Negli stessi minuti si consuma la spaccatura dei Cinquestelle. Questa volta non c’è diretta streaming: i panni sporchi anche i grillini li lavano in famiglia. Crimi viene sconfessato. I senatori siciliani gridano: «Siamo davanti a un bivio, dobbiamo scegliere tra un imputato per mafia e l’ex procuratore anti-mafia. E noi scegliamo il secondo». Volano parole grosse. Urla. E alla prova dell’urna ben 12 grillini decidono di sostenere Grasso: «L’etica e la morale hanno il loro valore. La gente ci ammazza se passa Schifani».

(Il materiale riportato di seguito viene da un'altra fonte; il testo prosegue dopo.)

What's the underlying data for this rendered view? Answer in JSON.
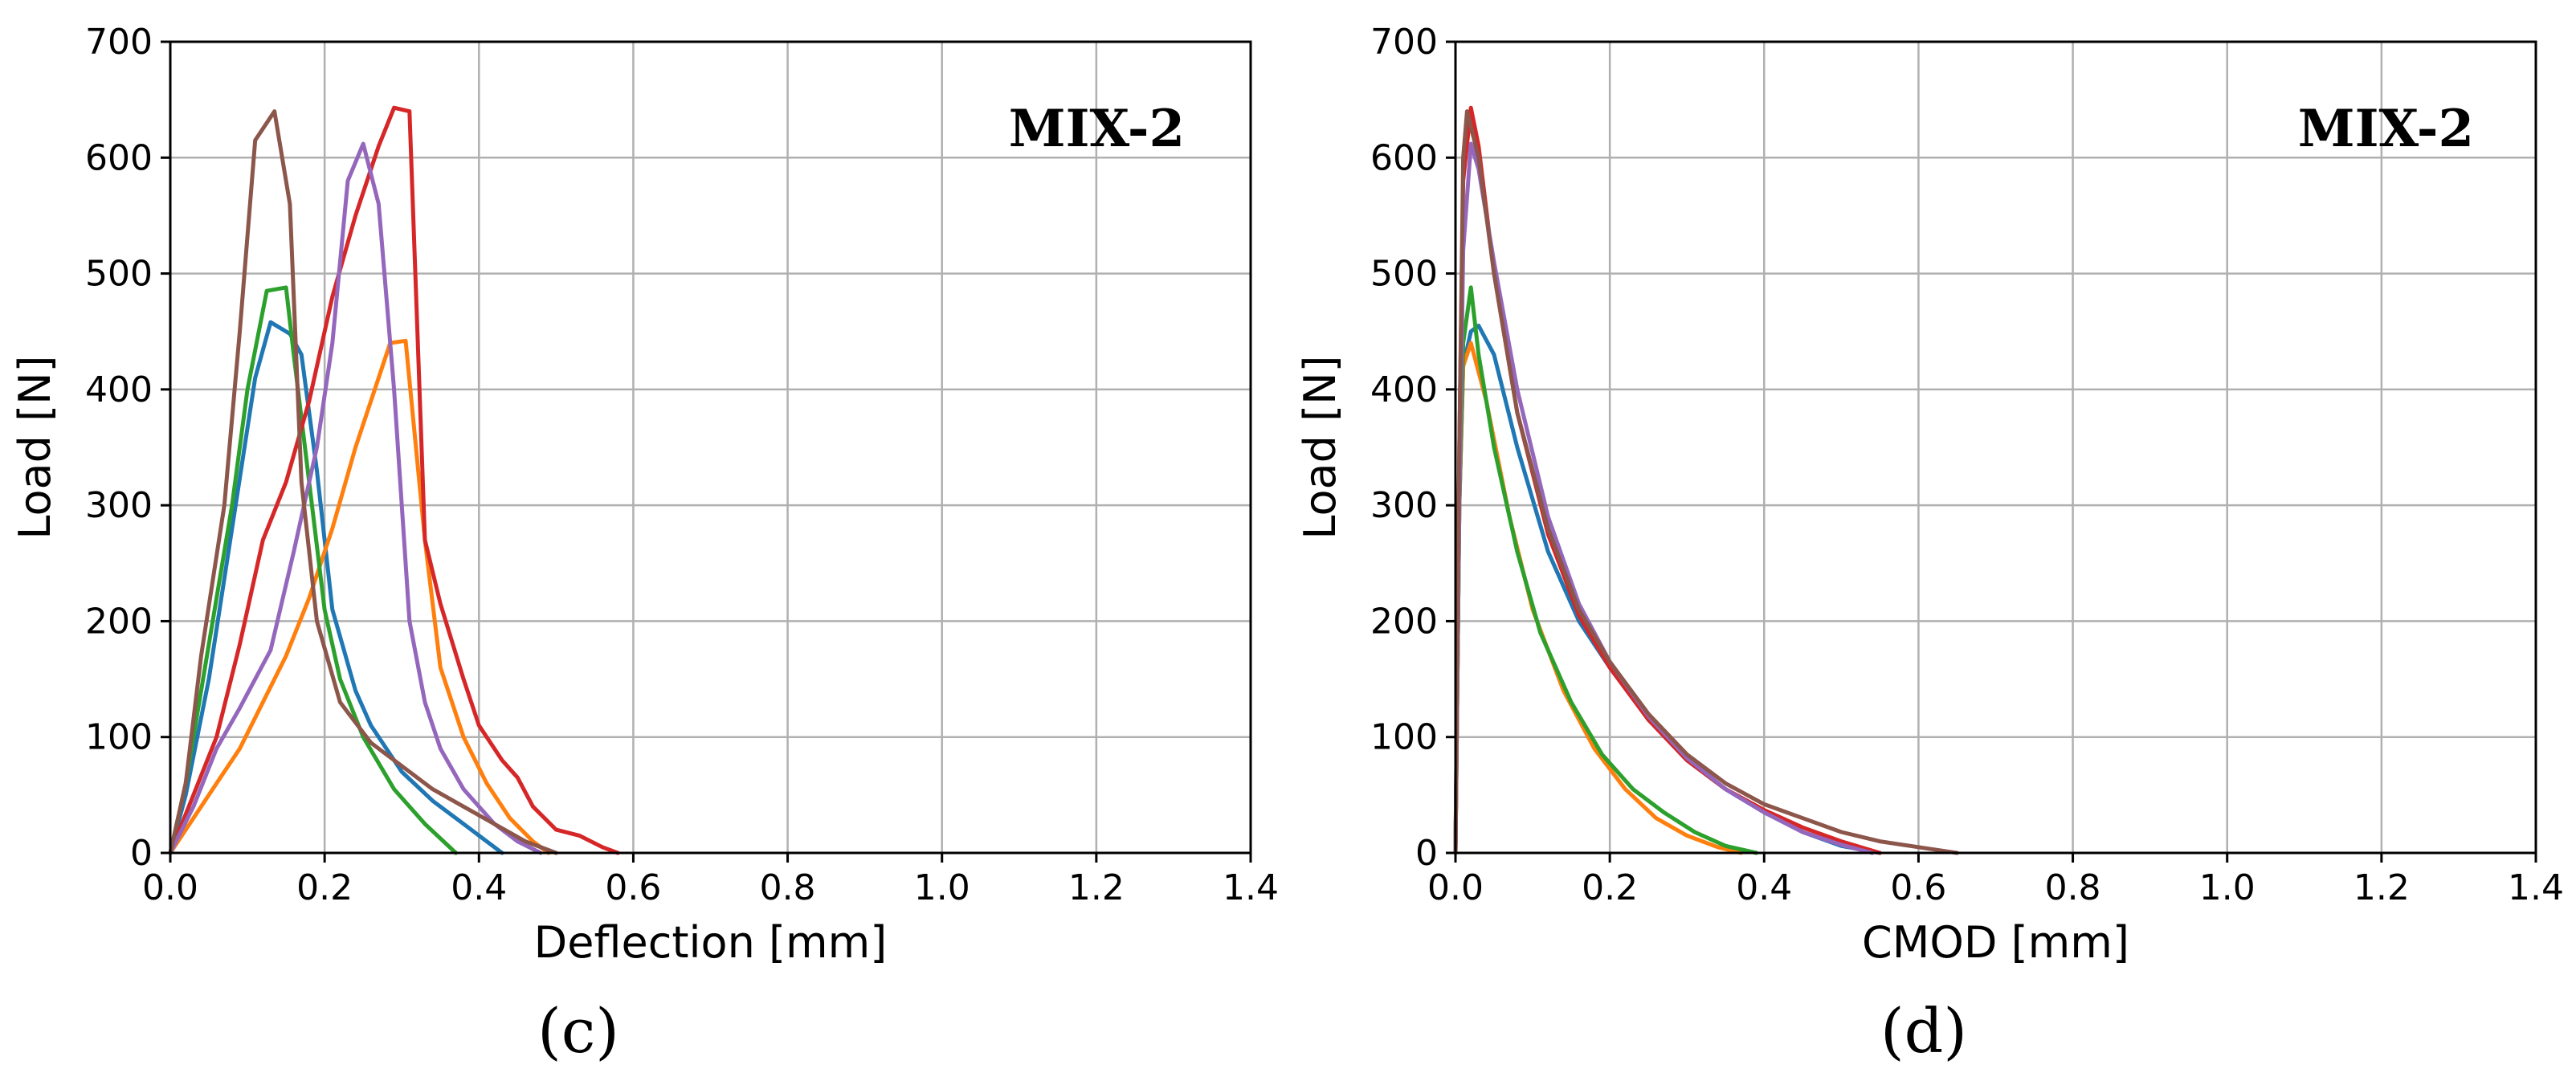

Gasparri e Denis Verdini, di fronte alla sbandata dei Cinquestelle, aumentano il pressing su Scelta civica. L’ex capogruppo si avvicina a Monti. Parla a lungo con il premier. Poi si avvicina Gaetano Quagliariello e infine Schifani. Ormai è tardi. Il professore conferma: «Non posso più fare nulla. Votiamo bianca». I potenziali amici di cinque minuti prima diventano avversari. «Quelli di Monti passano nella cabina troppo velocemente, ciò viola la segretezza del voto», protesta il solito Gasparri. L’unico a votare con lentezza è solo il professore. Ma nessuno si azzarda a ipotizzare tradimenti. Tanto più che Schifani si becca solo i suoi voti. Epitaffio di Berlusconi: «Monti è ininfluente».